People tend to choose exercises that fit their lifestyle. Some may prefer a morning jog at 6 am, while others enjoy taking a walk during their lunch break, lifting weights, dancing, cycling on a Peloton, or doing yoga – with goats. Exercise is linked to many health benefits such as improved mental health and better physiological and immunological functioning.
Researchers at Arizona State University analyzed types of exercise reported by adults in 1998 and reviewed all-cause mortality rates from 1998 to 2015. Exercise data were taken from the 1998 National Health Interview Survey (NHIS), which included questions about fifteen types of exercise: walking, running, aerobics, stretching, cycling, stair climbing, weight lifting, basketball, volleyball, soccer, baseball, football, tennis, swimming, and golf. Respondents reported the type of exercise they engaged in along with exercise frequency. The researchers then analyzed data from the National Health Interview Survey Linked Mortality File (NHIS-LMF), which tracked the mortality status of respondents from the 1998 NHIS (via their Social Security Number) through 2015.
Team sports were notably associated with a lower risk of mortality.
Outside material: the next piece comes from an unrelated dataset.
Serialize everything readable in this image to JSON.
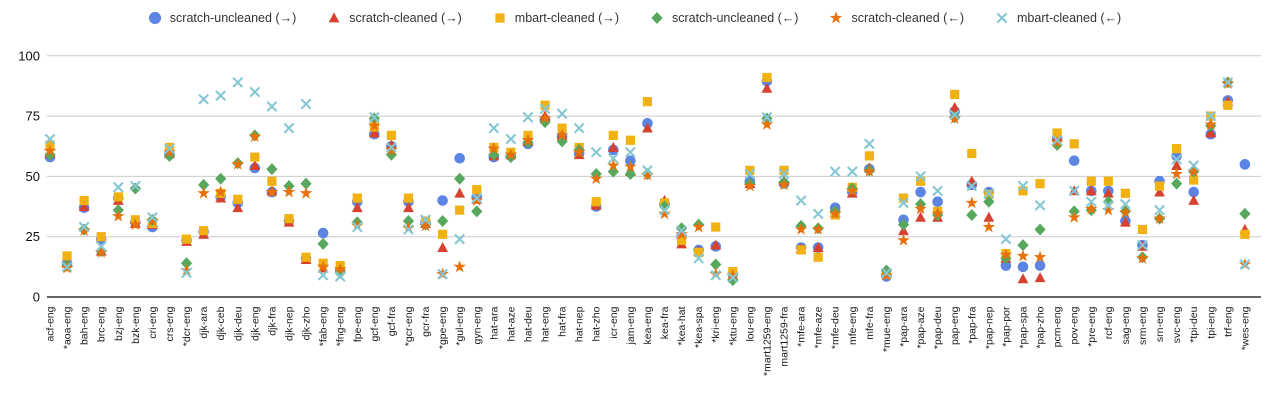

Walking was the most frequent exercise (47.6%), followed by stretching (30.3%), weight-lifting (17.4%), and cycling (13.8%). After controlling for total exercise volume and confounding factors such as demographics and socioeconomic status, walking, aerobics, stretching, weight lifting, and stair climbing were linked to lower risk for mortality. Sixty percent of NHIS respondents reported engaging in more than one type of exercise. For example, some people may have jogged every morning, played in a weekly recreational soccer league, and lifted weights twice a week. Stretching and playing volleyball were uniquely associated with the lowest mortality rates. Overall, people who engaged in some type of exercise had a lower risk for mortality than those who did not exercise at all.
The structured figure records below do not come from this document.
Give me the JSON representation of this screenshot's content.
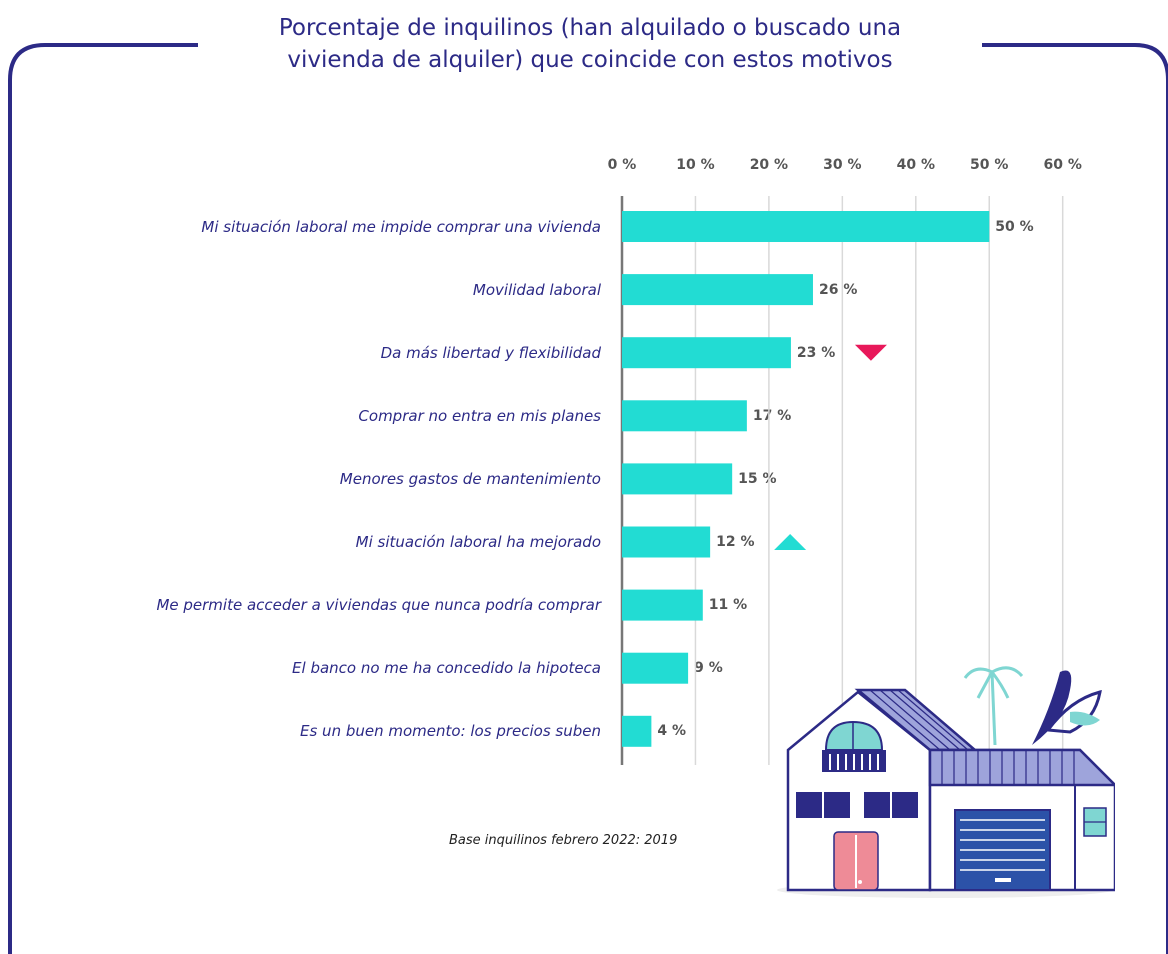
{
  "chart_data": {
    "type": "bar",
    "orientation": "horizontal",
    "title": "Porcentaje de inquilinos (han alquilado o buscado una vivienda de alquiler) que coincide con estos motivos",
    "title_lines": [
      "Porcentaje de inquilinos (han alquilado o buscado una",
      "vivienda de alquiler) que coincide con estos motivos"
    ],
    "categories": [
      "Mi situación laboral me impide comprar una vivienda",
      "Movilidad laboral",
      "Da más libertad y flexibilidad",
      "Comprar no entra en mis planes",
      "Menores gastos de mantenimiento",
      "Mi situación laboral ha mejorado",
      "Me permite acceder a viviendas que nunca podría comprar",
      "El banco no me ha concedido la hipoteca",
      "Es un buen momento: los precios suben"
    ],
    "values": [
      50,
      26,
      23,
      17,
      15,
      12,
      11,
      9,
      4
    ],
    "value_labels": [
      "50 %",
      "26 %",
      "23 %",
      "17 %",
      "15 %",
      "12 %",
      "11 %",
      "9 %",
      "4 %"
    ],
    "trend_markers": [
      null,
      null,
      "down",
      null,
      null,
      "up",
      null,
      null,
      null
    ],
    "xlim": [
      0,
      60
    ],
    "x_ticks": [
      "0 %",
      "10 %",
      "20 %",
      "30 %",
      "40 %",
      "50 %",
      "60 %"
    ],
    "x_axis_position": "top",
    "grid": true,
    "bar_color": "#22dcd3",
    "down_marker_color": "#e8185a",
    "up_marker_color": "#22dcd3"
  },
  "footnote": "Base inquilinos febrero 2022: 2019",
  "colors": {
    "frame": "#2c2a86",
    "title": "#2c2a86",
    "category_text": "#2c2a86",
    "value_text": "#555555",
    "gridline": "#d9d9d9"
  },
  "illustration": "house-illustration"
}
Team sports were notably associated with a lower risk of mortality. The researchers point out that it’s not just the exercise itself that is beneficial. Other factors associated with exercise, such as social support, can benefit overall health and increase longevity. Therefore, volleyball may be favorable because of the exercise and social interactions that go along with the sport. Similarly, stretching was thought to be associated with lower mortality because it usually allows people to engage in physical activity for longer periods of time.
These findings suggest that particular exercises may have more benefits than others, but any kind of exercise seems to be better than none nearly two decades later.